Some answers, as noted in the text, lie in the United States’ historical reliance on a mostly private system, with approximately 83 percent of health care expenses provided by the private sector through insurers and employers (in contrast, this percentage in the United Kingdom is 17). A solution that has gained traction in recent years is conversion to a single-payer system. How might this work? One article estimates that the cost of instituting a national, single-payer health care insurance program in the United States would be $32 trillion over ten years. If this estimate is accurate, would it be an exorbitant price tag for such a program, or would it be money well spent in terms of making good health care available to all citizens?47
- Do you find it appropriate that health care costs be provided by a mix of private versus public sources?
- What advantages might single-payer health care offer over employer-provided coverage, care provided under the ACA, or privately purchased health insurance?
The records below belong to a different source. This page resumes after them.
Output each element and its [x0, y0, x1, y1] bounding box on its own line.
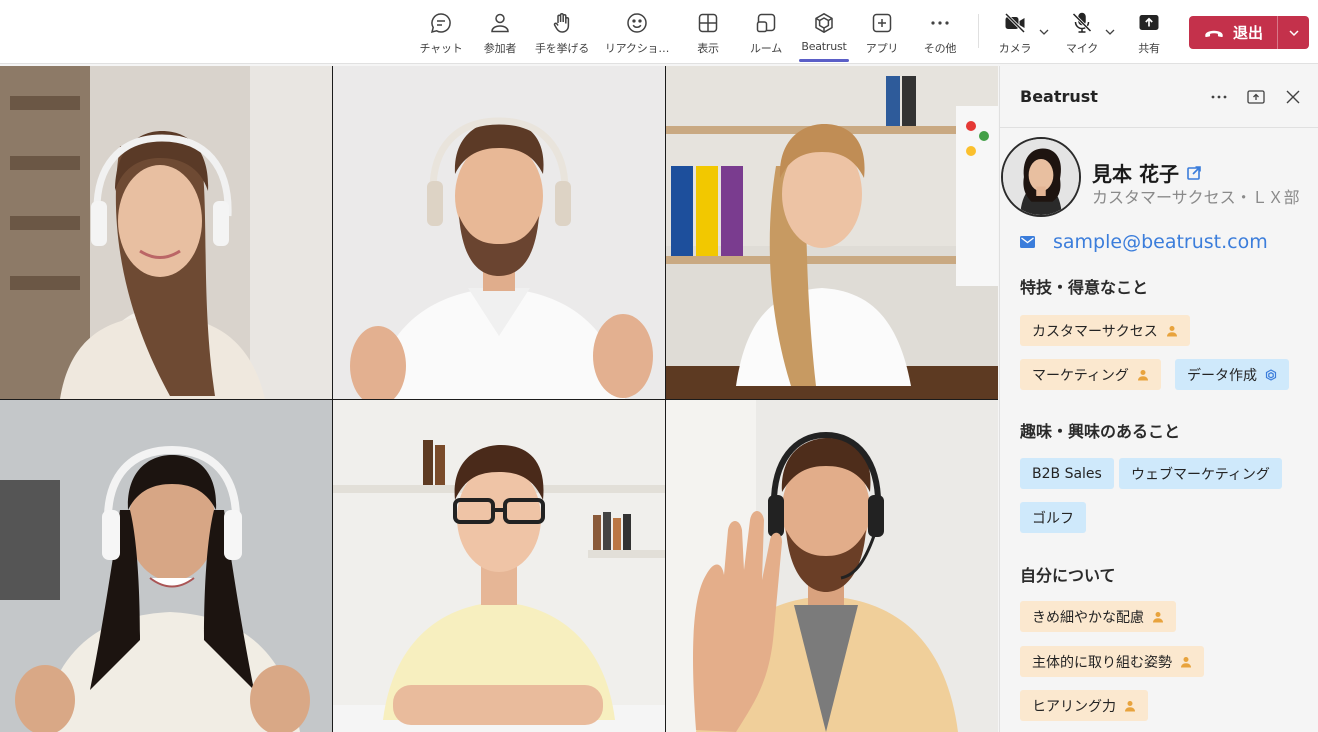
- leave-button-label: 退出: [1233, 24, 1264, 42]
- beatrust-icon: [1265, 368, 1277, 381]
- pop-out-icon[interactable]: [1246, 87, 1266, 107]
- participant-video-tile[interactable]: [666, 66, 998, 399]
- panel-header: Beatrust: [1000, 66, 1318, 128]
- more-button-label: その他: [923, 42, 957, 55]
- interests-section-title: 趣味・興味のあること: [1020, 422, 1181, 441]
- view-button-label: 表示: [697, 42, 719, 55]
- participant-video-tile[interactable]: [666, 400, 998, 732]
- chip-label: データ作成: [1187, 367, 1257, 384]
- mic-off-icon: [1072, 12, 1092, 33]
- participant-video-image: [666, 66, 998, 399]
- meeting-toolbar: チャット 参加者 手を挙げる リアクショ… 表示 ルーム Beatrust アプ…: [0, 0, 1318, 64]
- skills-section-title: 特技・得意なこと: [1020, 278, 1149, 297]
- person-icon: [1124, 700, 1136, 712]
- chip-label: ゴルフ: [1032, 510, 1074, 527]
- participant-video-image: [666, 400, 998, 732]
- participants-button-label: 参加者: [483, 42, 517, 55]
- avatar-image: [1003, 139, 1079, 215]
- avatar: [1001, 137, 1081, 217]
- rooms-button-label: ルーム: [749, 42, 783, 55]
- email-row: sample@beatrust.com: [1020, 231, 1268, 253]
- close-icon[interactable]: [1283, 87, 1303, 107]
- leave-options-button[interactable]: [1278, 16, 1309, 49]
- participant-video-image: [333, 400, 665, 732]
- about-chip[interactable]: きめ細やかな配慮: [1020, 601, 1176, 632]
- active-tab-indicator: [799, 59, 849, 62]
- view-grid-icon: [698, 13, 718, 33]
- chip-label: きめ細やかな配慮: [1032, 609, 1144, 626]
- participant-video-tile[interactable]: [333, 400, 665, 732]
- profile-name: 見本 花子: [1092, 158, 1202, 187]
- chat-button-label: チャット: [419, 42, 463, 55]
- apps-icon: [872, 13, 892, 33]
- phone-hangup-icon: [1205, 30, 1223, 37]
- beatrust-panel: Beatrust 見本 花子 カスタマーサクセス・ＬＸ部 sample@beat…: [999, 66, 1318, 732]
- email-link[interactable]: sample@beatrust.com: [1053, 231, 1268, 253]
- mic-button-label: マイク: [1065, 42, 1099, 55]
- participant-video-image: [0, 400, 332, 732]
- reactions-button[interactable]: リアクショ…: [602, 0, 672, 64]
- skill-chip[interactable]: データ作成: [1175, 359, 1289, 390]
- profile-role: カスタマーサクセス・ＬＸ部: [1092, 188, 1300, 207]
- chip-label: ウェブマーケティング: [1131, 466, 1270, 483]
- rooms-icon: [756, 13, 776, 33]
- beatrust-icon: [815, 13, 833, 33]
- people-icon: [491, 13, 509, 33]
- skill-chip[interactable]: マーケティング: [1020, 359, 1161, 390]
- share-button-label: 共有: [1138, 42, 1160, 55]
- chip-label: マーケティング: [1032, 367, 1129, 384]
- reactions-button-label: リアクショ…: [604, 42, 670, 55]
- participant-video-tile[interactable]: [0, 66, 332, 399]
- more-icon: [931, 21, 949, 25]
- interest-chip[interactable]: ゴルフ: [1020, 502, 1086, 533]
- share-button[interactable]: 共有: [1114, 0, 1184, 64]
- raise-hand-button[interactable]: 手を挙げる: [527, 0, 597, 64]
- about-chip[interactable]: ヒアリング力: [1020, 690, 1148, 721]
- profile-name-text: 見本 花子: [1092, 162, 1179, 186]
- leave-button[interactable]: 退出: [1189, 16, 1309, 49]
- camera-button-label: カメラ: [998, 42, 1032, 55]
- emoji-icon: [627, 13, 647, 33]
- participant-video-image: [333, 66, 665, 399]
- external-link-icon[interactable]: [1186, 165, 1202, 181]
- participant-video-image: [0, 66, 332, 399]
- beatrust-button-label: Beatrust: [801, 40, 847, 53]
- leave-main[interactable]: 退出: [1189, 16, 1277, 49]
- toolbar-divider: [978, 14, 979, 48]
- camera-off-icon: [1004, 12, 1026, 34]
- apps-button-label: アプリ: [865, 42, 899, 55]
- raise-hand-button-label: 手を挙げる: [535, 42, 589, 55]
- share-icon: [1139, 15, 1159, 30]
- participant-video-tile[interactable]: [333, 66, 665, 399]
- participant-video-tile[interactable]: [0, 400, 332, 732]
- panel-more-icon[interactable]: [1209, 87, 1229, 107]
- interest-chip[interactable]: ウェブマーケティング: [1119, 458, 1282, 489]
- person-icon: [1180, 656, 1192, 668]
- chip-label: B2B Sales: [1032, 465, 1102, 482]
- video-grid: [0, 66, 998, 732]
- chip-label: カスタマーサクセス: [1032, 323, 1158, 340]
- chat-icon: [430, 13, 451, 34]
- mail-icon: [1020, 236, 1035, 248]
- interest-chip[interactable]: B2B Sales: [1020, 458, 1114, 489]
- chevron-down-icon: [1288, 29, 1299, 36]
- panel-title: Beatrust: [1020, 87, 1098, 106]
- about-section-title: 自分について: [1020, 566, 1116, 585]
- person-icon: [1152, 611, 1164, 623]
- person-icon: [1137, 369, 1149, 381]
- chip-label: 主体的に取り組む姿勢: [1032, 654, 1172, 671]
- person-icon: [1166, 325, 1178, 337]
- more-button[interactable]: その他: [905, 0, 975, 64]
- raise-hand-icon: [553, 13, 570, 33]
- skill-chip[interactable]: カスタマーサクセス: [1020, 315, 1190, 346]
- about-chip[interactable]: 主体的に取り組む姿勢: [1020, 646, 1204, 677]
- chip-label: ヒアリング力: [1032, 698, 1116, 715]
- participants-button[interactable]: 参加者: [465, 0, 535, 64]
As a nation, the United States has usually preferred a system predicated on private health care providers and insurers to pay for it. This arrangement has worked best in instituting high-quality care with minimal delays even for elective medical procedures. It has systematically failed, however, in establishing any sort of universal dispensation that is affordable for many citizens.
In the early twenty-first century, the United States is moving ever so slowly and with plenty of hiccups toward some degree of national or state management of health care. Precisely where these efforts will take us may not be clear for the next several years. The political, economic, and ethical dimensions of public management of our health care drive considerable controversy and very little agreement.